Source: Coinmarketcap, June 2021

Historical Fee Returns

Sushiswap liquidity pools earn a 0.25% fee from each trade. Over time, this income accrues to liquidity providers and helps counteract negative effects of impermanent loss. In addition, SLP token can be staked for additional SUSHI rewards, which are not equalized between pools and can also change over time based on what kind of liquidity and users protocol wish to attract more.

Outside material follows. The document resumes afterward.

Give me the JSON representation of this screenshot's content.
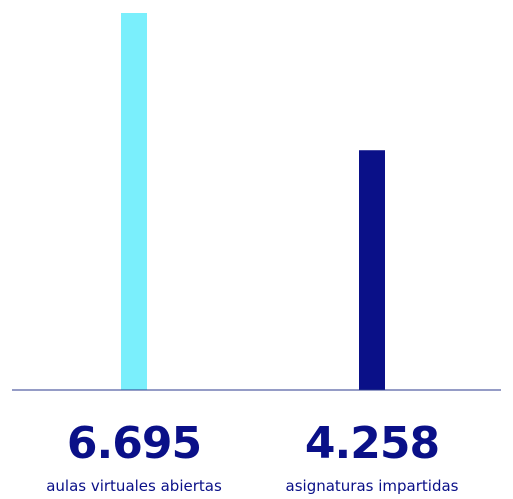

Average daily annualized fee earnings for SLPs were 15.81%. In addition, SLP collateral will be earning SUSHI rewards, which substantially increase their expected return. The return of SUSHI rewards is based on several factors, such as liquidity mining reward allocation to the pool, amount of capital in the pool, price of SUSHI and thus fluctuates; at the time of writing, annualized SUSHI reward for SLP-SUSHI-ETH was ~33%.

Source: Sushiswap.vision, June 2021

Summary of Notable Risks

  • SLP-SUSHI-ETH is exposed to Sushiswap governance and custody risk. A large portion of SUSHi tokens are held in a 6 of 9 multisig, and unexpected distribution or hacks could cause the value of the LP to drop significantly. Multisig signers are well known/respected individuals so the risk of intentional malicious actions is considered low.

  • Sushiswap may face significant challenges from Uniswap v3. If it’s unable to maintain market share, this will negatively impact SUSHI token and LP value and reduce the pool of capital able to borrow through this vault type.

  • SLP-SUSHI-ETH will suffer from impermanent loss when SUSHI or ETH experience large moves. LP borrowers may have an incentive to repay their debt and remove liquidity during large relative price moves, which may outpace LP earnings. This could have a negative impact on SUSHI token liquidity which would place other liquidations at higher risk.

  • Sushiswap governance can change SUSHI liquidity mining reward allocation, but this is the primary pair so it is likely to remain favored.

  • The SLP collateral will be farming SUSHI rewards which is a novel type of vault due to additional functionality and present an additional smart contract risk.

Proposed Risk Parameters

Stability Fee: 5%
Liquidation Ratio: 165%
Debt Ceiling: 1 million DAI
Cut: 0.99
Step: 130 seconds
Buf: 1.30
Cusp: 0.4
Tail: 200 minutes
Chip: 0.1%
Tip: 300 DAI
Ilk.chop: 13%
Tolerance: 0.5
Ilk.hole: 1m DAI
Dust: 10,000 DAI

Note that the Dust parameter for most vault types may be updated in a poll this week (per this signal request). If the vote fails, this vault type will be onboarded with 5,000 DAI Dust instead.

We used the model from the Collateral Risk Assessment Guide here. A link to our model specification with inputs and outputs can be found here. Data for graphics included in this report can be found here.